James está do lado de fora de uma construção antiga, estilo século 19, com uma casa com paredes cinzas, parcialmente recobertas por hera, com alguns arbustos à frente. Era um exterior sóbrio, mas muito sólido. O dia está cinzento e faz muito frio. A rua está vazia. Ele vai se aproximando da casa e percebe que é uma construção formada por três unidades, sendo que a maior tinha um segundo pavimento. Alguém sai de dentro da casa principal e vem em sua direção. É Michael.

- Está muito frio aí fora ! Vamos entrar !

E passando a mão por sobre o ombro de James, tanto para aquecê-lo quanto para guiá-lo, vai conduzindo-o para dentro da casa, na verdade, o restaurante da família Fassbender, em Killarney. O ar irlandês estava gélido do lado de fora e James, que parecia sentir mais frio do que a maioria das pessoas, estava tiritando. Michael observa isso e diz :

- Normalmente estaria mais quente aqui... A lareira estaria acesa... – e retira sua própria jaqueta para colocar nas costas de James, dando-lhe um selinho na boca, como se fosse a coisa mais natural do mundo.

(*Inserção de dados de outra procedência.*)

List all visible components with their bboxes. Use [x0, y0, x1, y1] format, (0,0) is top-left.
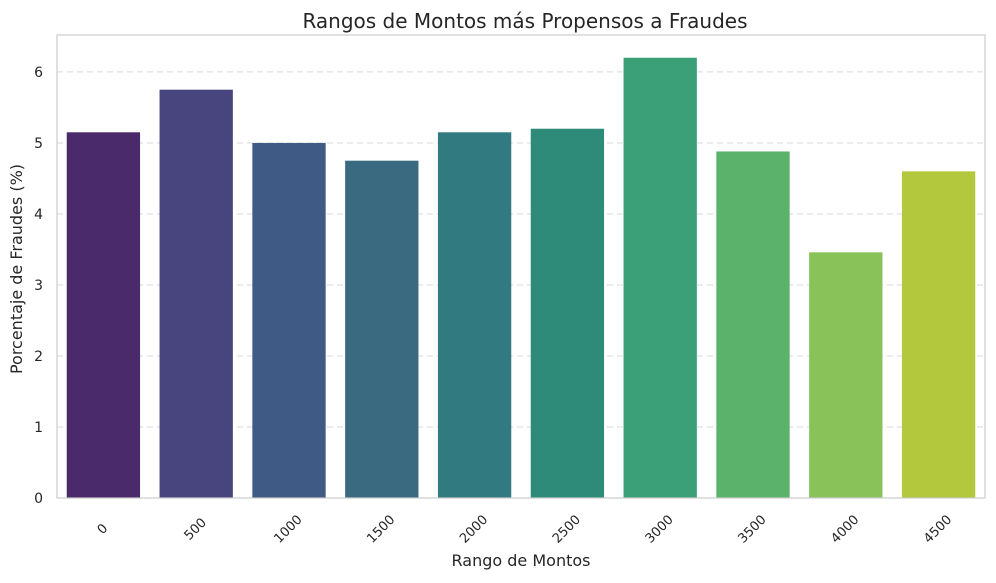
- x-tick-label: 0: [95, 521, 111, 537]
- bar: [345, 160, 419, 498]
- x-tick-label: 500: [182, 515, 210, 543]
- x-tick-label: 4000: [828, 513, 862, 547]
- bar: [809, 252, 883, 498]
- x-tick-labels: 0 500 1000 1500 2000 2500 3000 3500 4000 4500: [95, 513, 955, 547]
- x-tick-label: 2500: [550, 513, 584, 547]
- y-tick-label: 0: [34, 491, 43, 507]
- y-tick-label: 6: [34, 65, 43, 81]
- x-tick-label: 4500: [921, 513, 955, 547]
- x-axis-label: Rango de Montos: [452, 551, 591, 570]
- y-axis-label: Porcentaje de Fraudes (%): [7, 164, 26, 374]
- x-tick-label: 1500: [364, 513, 398, 547]
- y-tick-label: 1: [34, 420, 43, 436]
- bar: [159, 89, 233, 499]
- x-tick-label: 3000: [643, 513, 677, 547]
- x-tick-label: 1000: [272, 513, 306, 547]
- bar: [437, 132, 512, 498]
- bar: [716, 151, 790, 498]
- bar: [252, 142, 326, 498]
- y-tick-label: 5: [34, 136, 43, 152]
- x-tick-label: 3500: [736, 513, 770, 547]
- bar: [623, 57, 697, 498]
- chart-title: Rangos de Montos más Propensos a Fraudes: [302, 9, 747, 33]
- y-tick-labels: 0 1 2 3 4 5 6: [34, 65, 43, 507]
- y-tick-label: 2: [34, 349, 43, 365]
- plot-frame: [56, 34, 986, 499]
- bars: [66, 57, 976, 499]
- y-tick-label: 4: [34, 207, 43, 223]
- bar: [530, 128, 605, 498]
- bar: [66, 132, 141, 498]
- bar: [901, 171, 976, 498]
- x-tick-label: 2000: [457, 513, 491, 547]
- y-tick-label: 3: [34, 278, 43, 294]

Pega a mão de James e começa a mostrar os ambientes em detalhes. Os cômodos tinham muitas histórias de família, lembranças da época em que Michael trabalhava como garçom... James quase podia vê-lo servindo canecos de cerveja atrás do balcão. Num dos cômodos, havia o acesso para o segundo andar. Sempre andando à frente de James e puxando-o pela mão, Michael sobe o lance de escadas para mostrar-lhe o segundo pavimento. Era onde ele vivera, desde os 16 anos, enquanto trabalhava no restaurante e iniciava seus estudos de teatro até se mudar definitivamente para Londres.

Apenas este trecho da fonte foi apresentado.